Eh oui, pour ma copine et moi, et maintenant mes enfants, le camping, c'est presque un mode de vie. Pour nous, loin du bitume, du confort moderne, sans moyens de communication dignes de ce nom, il n'y a pas meilleur moyen pour se reconnecter avec la nature... et nous ne sommes pas les seuls à penser ainsi. Le camping compte de plus en plus d'adeptes au Québec. À preuve: depuis une décennie, le nombre de nuitées dans les terrains de camping de la province a explosé, tout comme le nombre de magasins spécialisés dans le plein air.

 

Camping nouveau genre

Sauf que l'art du camping évolue. Fini l'époque où le meilleur magasin pour trouver du matériel de camping était le surplus d'armée. «On est passé de la fameuse tente canadienne en tissu, qui sentait le moisi et qui exigeait un temps fou pour la monter, à la tente en forme d'igloo autoportante en matériaux synthétiques, plus légère, plus compressible et ayant une meilleure aération», rappelle François-Xavier Delemotte, directeur communication et marketing pour le Québec de Mountain Equipment Coop.

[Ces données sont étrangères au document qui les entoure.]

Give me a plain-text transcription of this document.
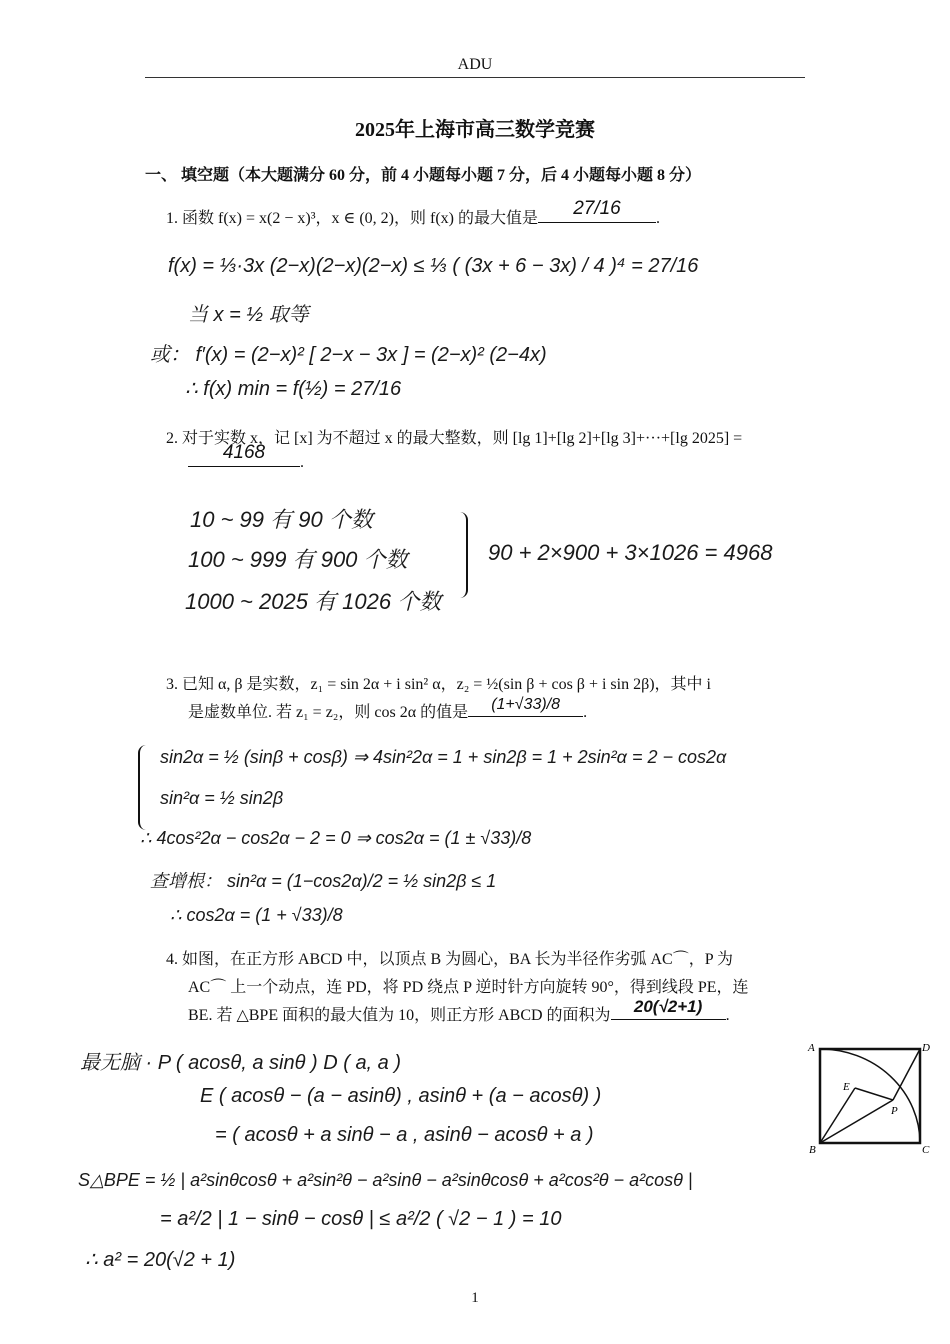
ADU
2025年上海市高三数学竞赛
一、 填空题（本大题满分 60 分，前 4 小题每小题 7 分，后 4 小题每小题 8 分）
1. 函数 f(x) = x(2 − x)³，x ∈ (0, 2)，则 f(x) 的最大值是	27/16	.
f(x) = ⅓·3x (2−x)(2−x)(2−x) ≤ ⅓ ( (3x + 6 − 3x) / 4 )⁴ = 27/16
当 x = ½ 取等
或： f′(x) = (2−x)² [ 2−x − 3x ] = (2−x)² (2−4x)
∴ f(x) min = f(½) = 27/16
2. 对于实数 x，记 [x] 为不超过 x 的最大整数，则 [lg 1]+[lg 2]+[lg 3]+···+[lg 2025] =
4168	.
10 ~ 99 有 90 个数
100 ~ 999 有 900 个数
1000 ~ 2025 有 1026 个数
90 + 2×900 + 3×1026 = 4968
3. 已知 α, β 是实数，z₁ = sin 2α + i sin² α，z₂ = ½(sin β + cos β + i sin 2β)，其中 i
是虚数单位. 若 z₁ = z₂，则 cos 2α 的值是	(1+√33)/8	.
sin2α = ½ (sinβ + cosβ) ⇒ 4sin²2α = 1 + sin2β = 1 + 2sin²α = 2 − cos2α
sin²α = ½ sin2β
∴ 4cos²2α − cos2α − 2 = 0 ⇒ cos2α = (1 ± √33)/8
查增根： sin²α = (1−cos2α)/2 = ½ sin2β ≤ 1
∴ cos2α = (1 + √33)/8
4. 如图，在正方形 ABCD 中，以顶点 B 为圆心，BA 长为半径作劣弧 AC⌒，P 为
AC⌒ 上一个动点，连 PD，将 PD 绕点 P 逆时针方向旋转 90°，得到线段 PE，连
BE. 若 △BPE 面积的最大值为 10，则正方形 ABCD 的面积为	20(√2+1)	.
最无脑 · P ( acosθ, a sinθ ) D ( a, a )
E ( acosθ − (a − asinθ) , asinθ + (a − acosθ) )
= ( acosθ + a sinθ − a , asinθ − acosθ + a )
S△BPE = ½ | a²sinθcosθ + a²sin²θ − a²sinθ − a²sinθcosθ + a²cos²θ − a²cosθ |
= a²/2 | 1 − sinθ − cosθ | ≤ a²/2 ( √2 − 1 ) = 10
∴ a² = 20(√2 + 1)
A	D
E
P
B	C
1
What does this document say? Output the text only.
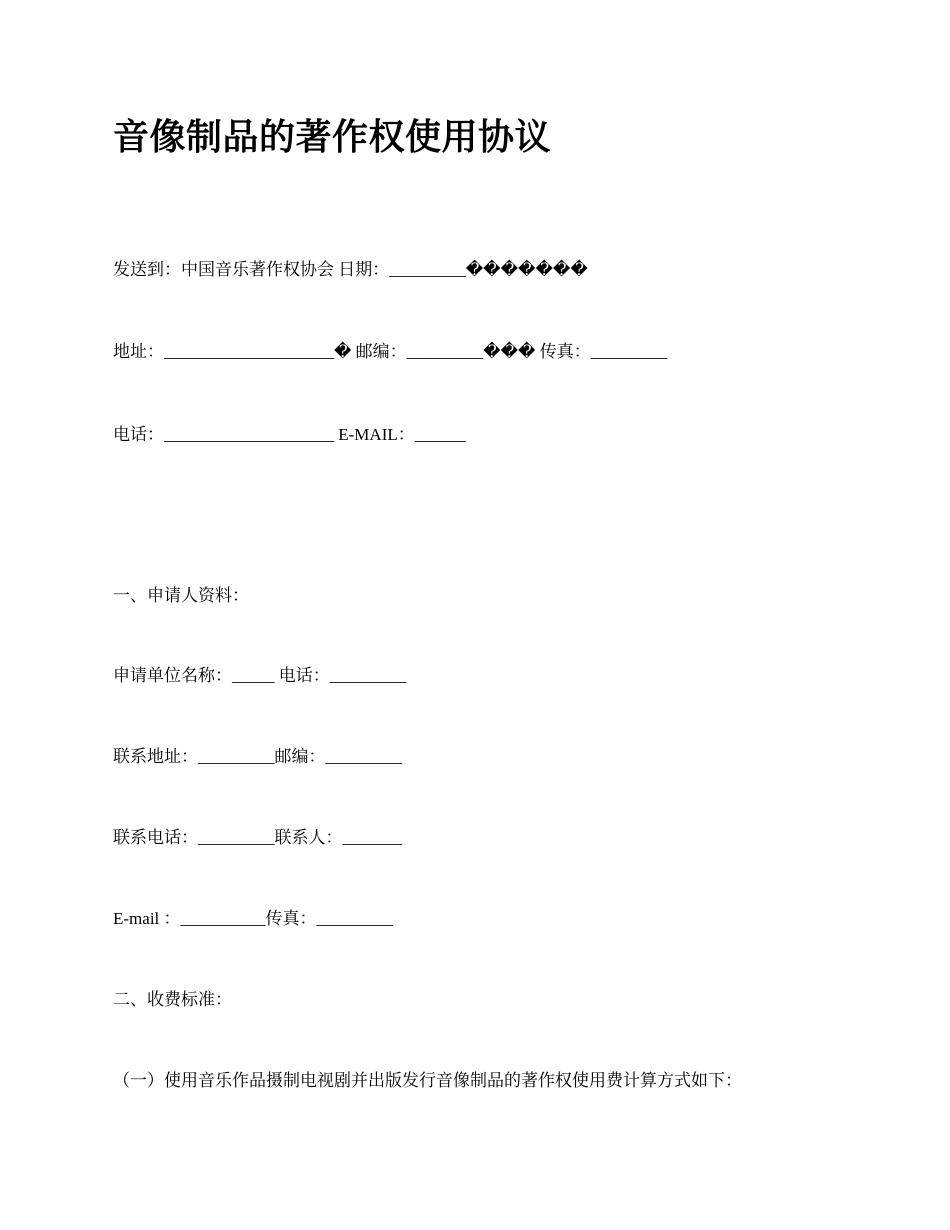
音像制品的著作权使用协议

发送到：中国音乐著作权协会 日期：_________�������

地址：____________________� 邮编：_________��� 传真：_________

电话：____________________ E-MAIL：______

一、申请人资料：

申请单位名称：_____ 电话：_________

联系地址：_________邮编：_________

联系电话：_________联系人：_______

E-mail ：__________传真：_________

二、收费标准：

（一）使用音乐作品摄制电视剧并出版发行音像制品的著作权使用费计算方式如下：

Mais il n'y a pas que la tente qui a subi une révolution. Sac de couchage compact, vêtements multicouches, lampe frontale ultralégère, chaudron en titane, chaise pliante, alouette! L'attirail moderne facilite la vie du campeur. «On peut désormais vivre des vacances de luxe en nature, avec sa machine à espresso et son hamac!» constate Louise Gagnon, directrice des communications de la Fédération de camping et de caravaning du Québec.

L'ère du «glamping»

Signe des temps, des repas gastronomiques se dégustent sur les tables à pique-nique, tandis que le vin détrône la bière tablette comme boisson officielle des campeurs. Se donner de la misère en forêt, plus jamais! La mode est au «glamping», une contraction des mots glamour et camping. Quintessence de cette évolution, c'est la vogue du prêt-à-camper, où des terrains de camping louent des tentes hyper confortables équipées comme un chalet.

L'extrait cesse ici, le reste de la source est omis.